It’s been an exciting year so far for perfumery with launches of lines like Parfumerie Generale and Art of Perfumery. Thankfully for lovers of tea-inspired aromas, they both offer similar yet distinct takes on the smoked leaf. Sniffing Art of Perfumery's no. 6, Spice Smoked Wood, I’m reminded of Parfumerie Generale's L’Eau Rare Matale, with even the notes looking remarkably similar. While Matale heads for lighter territory with a crown of floral notes lifting the spicier heart notes, no. 6 goes for broke with notes of nutmeg, cedar, Chinese tea oil, pepper, clove, cinnamon, clary sage, Grasse lavender, Argentinian mate, moss, smoked woods and patchouli.
If it seems like no. 6 has something in common with another famous tea scent, L’Artisan’s masterpiece Tea for Two, you’d be correct. The two are at times uncannily similar, but more about that in a moment. No. 6 opens with a mélange of woods and spices recalling Japanese incense (think Santa Maria Novella Citta di Kyoto or Tann Rokka Kisu). Attention is then drawn to the middle notes by the tea oil and mate leaf, a somewhat smokey, green aroma that recalls Comme des Garcon’s early take on tea in its Green series. The mossy base notes serve as anchors, providing a foundation of soft lavender and woods.
Longevity and sillage are both above average here with the spice notes really drawing out the allusion to chai tea. This is where the comparison to Tea for Two arises. Though L’Artisan’s tea is chock full of ginger, honey and cinnamon, no. 6 seems somehow simpler, more straightforward, and not as sweet a scent. Whereas Tea for Two is a gourmand wunderkind, a large, brash scent, cozily aromatic, no. 6 is streamlined, simpler and smokier.
With tea continuing to be a popular trend in contemporary perfumery, there’s no doubt in my mind that no. 6, with nods to Matale and Tea for Two, stands as one of the most interesting and innovative interpretations I’ve yet to come across, most successfully marrying two of my favorite genres, incense/spice and smoked tea.
For purchasing information, see the listing for Art of Perfumery under Perfume Houses.
Marlen, No. 6 was my favourite of all the AoPs, but for some reason I always think of it as a leather perfume. It startles me every time I'm reminded that it's actually a tea-based scent! I can't even see any notes that would give the impression of leather, but that's what I'm getting. I think leather-lovers (as it were) might be interested in checking this one out. Nice review – good to see AoP being mentioned, as their CS is excellent.
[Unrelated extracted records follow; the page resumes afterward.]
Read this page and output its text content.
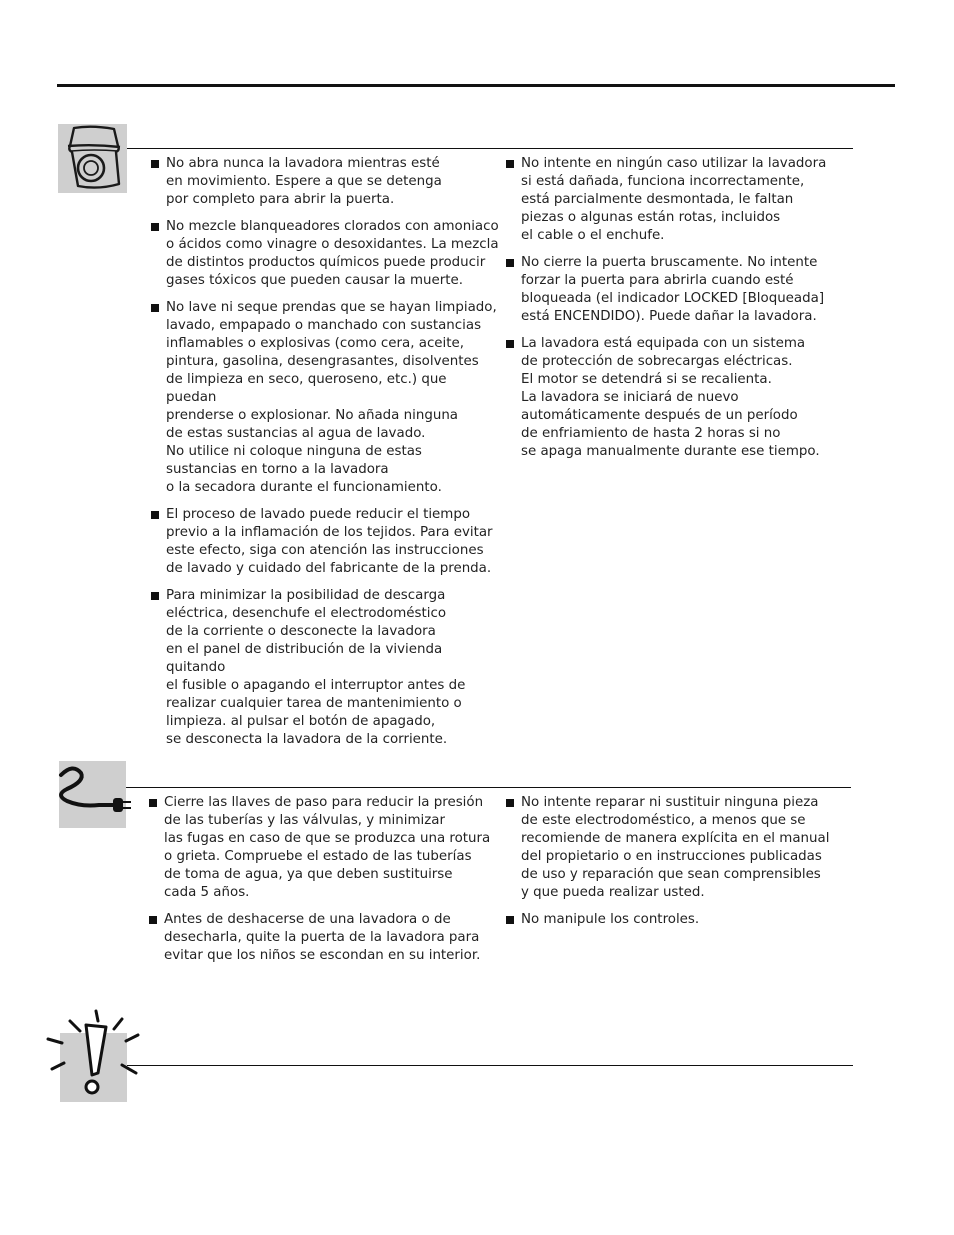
No abra nunca la lavadora mientras esté
en movimiento. Espere a que se detenga
por completo para abrir la puerta.
No mezcle blanqueadores clorados con amoniaco
o ácidos como vinagre o desoxidantes. La mezcla
de distintos productos químicos puede producir
gases tóxicos que pueden causar la muerte.
No lave ni seque prendas que se hayan limpiado,
lavado, empapado o manchado con sustancias
inflamables o explosivas (como cera, aceite,
pintura, gasolina, desengrasantes, disolventes
de limpieza en seco, queroseno, etc.) que puedan
prenderse o explosionar. No añada ninguna
de estas sustancias al agua de lavado.
No utilice ni coloque ninguna de estas
sustancias en torno a la lavadora
o la secadora durante el funcionamiento.
El proceso de lavado puede reducir el tiempo
previo a la inflamación de los tejidos. Para evitar
este efecto, siga con atención las instrucciones
de lavado y cuidado del fabricante de la prenda.
Para minimizar la posibilidad de descarga
eléctrica, desenchufe el electrodoméstico
de la corriente o desconecte la lavadora
en el panel de distribución de la vivienda quitando
el fusible o apagando el interruptor antes de
realizar cualquier tarea de mantenimiento o
limpieza. al pulsar el botón de apagado,
se desconecta la lavadora de la corriente.
No intente en ningún caso utilizar la lavadora
si está dañada, funciona incorrectamente,
está parcialmente desmontada, le faltan
piezas o algunas están rotas, incluidos
el cable o el enchufe.
No cierre la puerta bruscamente. No intente
forzar la puerta para abrirla cuando esté
bloqueada (el indicador LOCKED [Bloqueada]
está ENCENDIDO). Puede dañar la lavadora.
La lavadora está equipada con un sistema
de protección de sobrecargas eléctricas.
El motor se detendrá si se recalienta.
La lavadora se iniciará de nuevo
automáticamente después de un período
de enfriamiento de hasta 2 horas si no
se apaga manualmente durante ese tiempo.
Cierre las llaves de paso para reducir la presión
de las tuberías y las válvulas, y minimizar
las fugas en caso de que se produzca una rotura
o grieta. Compruebe el estado de las tuberías
de toma de agua, ya que deben sustituirse
cada 5 años.
Antes de deshacerse de una lavadora o de
desecharla, quite la puerta de la lavadora para
evitar que los niños se escondan en su interior.
No intente reparar ni sustituir ninguna pieza
de este electrodoméstico, a menos que se
recomiende de manera explícita en el manual
del propietario o en instrucciones publicadas
de uso y reparación que sean comprensibles
y que pueda realizar usted.
No manipule los controles.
Interesting review, Herr Marlen-
I'm fond of many of those notes, myself.
Perhaps it's all that smoked tea that Vanillagirl associates with leather…
So lovely to see you here- I always enjoy your musings and opinions.
Be well-
I really enjoyed all of the AoP fragrances, but this one was dearest to my heat, and I DO understand what you're saying about the leather aspect!
Marlen
Thanks so much for your comments, C. Hope you get a chance to try this out!